Uncle John smiled at me. ‘You look like someone who has run a race and come in first,’ he said. ‘Anyone would think you have been pulling the carriage yourself, you look so relieved to be here.’

‘I am,’ I said with feeling. ‘It is so good to be home.’

We swirled in at the lodge gates and I bent forward and waved to the Hodgett children who were leaping at the roadside, then we pulled up outside the Dower House, and I caught my breath in my joy at my home-coming.

‘Now,’ said Uncle John, ‘I have a surprise and a half for you, Celia! See how hard we bachelors have worked to tidy the house for your return!’

Mama gasped. There was indeed a transformation. Ever since Uncle John had brought his fortune home, she had been buying little things to make the house more comfortable for us all. But Uncle John had worked a miracle. The old furniture of the house, which had been ours on permanent loan from Havering Hall, was all gone, and the little scraps of rugs which had been an attempt to make the house less echoey and cold had been thrown away. In their place were gleaming new rugs of fresh wool, and standing on them were beautifully crafted pieces of deep-brown teak and mahogany furniture.

‘It’s an enchantment!’ Mama exclaimed. Uncle John flung open the door to the parlour and showed us the room remade, the walls a clear, pale blue, the cornice newly plastered and gleaming white. A deep white carpet was spread on the shining floorboards and a brand-new round table and four chairs were standing against the wall. Mama’s favourite chair was in its usual place, but unrecognizable; it had been re-covered with a pale-blue velvet which matched the other chair seats, the window-seat covers and curtains.

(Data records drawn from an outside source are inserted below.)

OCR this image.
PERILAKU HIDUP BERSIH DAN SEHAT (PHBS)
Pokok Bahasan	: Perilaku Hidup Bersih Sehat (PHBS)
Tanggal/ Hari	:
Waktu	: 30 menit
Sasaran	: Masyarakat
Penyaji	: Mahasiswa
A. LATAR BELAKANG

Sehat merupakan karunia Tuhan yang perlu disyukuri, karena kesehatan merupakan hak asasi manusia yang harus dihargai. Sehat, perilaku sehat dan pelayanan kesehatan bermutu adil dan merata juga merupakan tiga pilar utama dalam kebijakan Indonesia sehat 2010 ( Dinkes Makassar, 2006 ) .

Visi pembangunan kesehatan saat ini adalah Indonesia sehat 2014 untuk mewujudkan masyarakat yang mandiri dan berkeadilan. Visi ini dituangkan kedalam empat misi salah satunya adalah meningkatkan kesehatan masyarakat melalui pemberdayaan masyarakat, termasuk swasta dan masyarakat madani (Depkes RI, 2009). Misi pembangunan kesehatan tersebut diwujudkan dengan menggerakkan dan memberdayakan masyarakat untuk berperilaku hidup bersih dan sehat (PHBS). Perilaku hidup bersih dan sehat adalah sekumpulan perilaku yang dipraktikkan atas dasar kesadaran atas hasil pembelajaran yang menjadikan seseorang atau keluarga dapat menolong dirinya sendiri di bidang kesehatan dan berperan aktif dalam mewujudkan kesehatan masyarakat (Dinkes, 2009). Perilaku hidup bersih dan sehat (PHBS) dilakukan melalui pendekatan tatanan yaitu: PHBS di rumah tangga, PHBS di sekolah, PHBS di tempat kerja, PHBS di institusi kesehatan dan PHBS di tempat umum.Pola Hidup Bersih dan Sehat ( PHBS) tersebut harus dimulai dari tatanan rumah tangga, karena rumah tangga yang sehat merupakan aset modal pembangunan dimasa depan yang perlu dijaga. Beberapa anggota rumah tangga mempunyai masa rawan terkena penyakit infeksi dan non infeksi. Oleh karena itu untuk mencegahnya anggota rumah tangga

‘Do you like it?’ Uncle John demanded, his eyes on Mama’s awestruck face. ‘It was the devil’s own job deciding on the colours. We nearly lost our nerve altogether and thought of writing to you to ask. But I wanted you to have a surprise.’


Mama was speechless. She could only nod.

‘But see the library!’ Uncle John said, as enthusiastic as a boy, and swept her from the room. All my childhood the library had stood empty. We had no volumes to fill the shelves, only the few reading primers and children’s books and Mama’s novels from the Chichester Book Society.

Now all that was changed. The walls glowed with the red of tooled morocco leather. There was a new great polished table in the centre of the room and a heavy chair behind it. A pair of easy chairs was on either side of the fireplace and matching little tables were within easy reach.

‘This is my room,’ Uncle John said with pride. ‘But you may look at my books if you knock before entering and stay very quiet while you are in here.’

‘I shall do my poor best,’ Mama said faintly. ‘But, John, you must have spent a fortune! And all this while Julia and I have been buying dress after dress in Bath, and renting lodgings, and giving parties, and I don’t know what else!’

‘I knew it was a mistake to let you go alone,’ Uncle John said gloomily, and then, seeing that Mama was genuinely concerned, he gave her a quick hug and said cheerfully, ‘My dear, there is plenty of money, and even if there was only a competence, you should still have a house in the town and one in the country.’

Mama smiled and sat on one of the new chairs.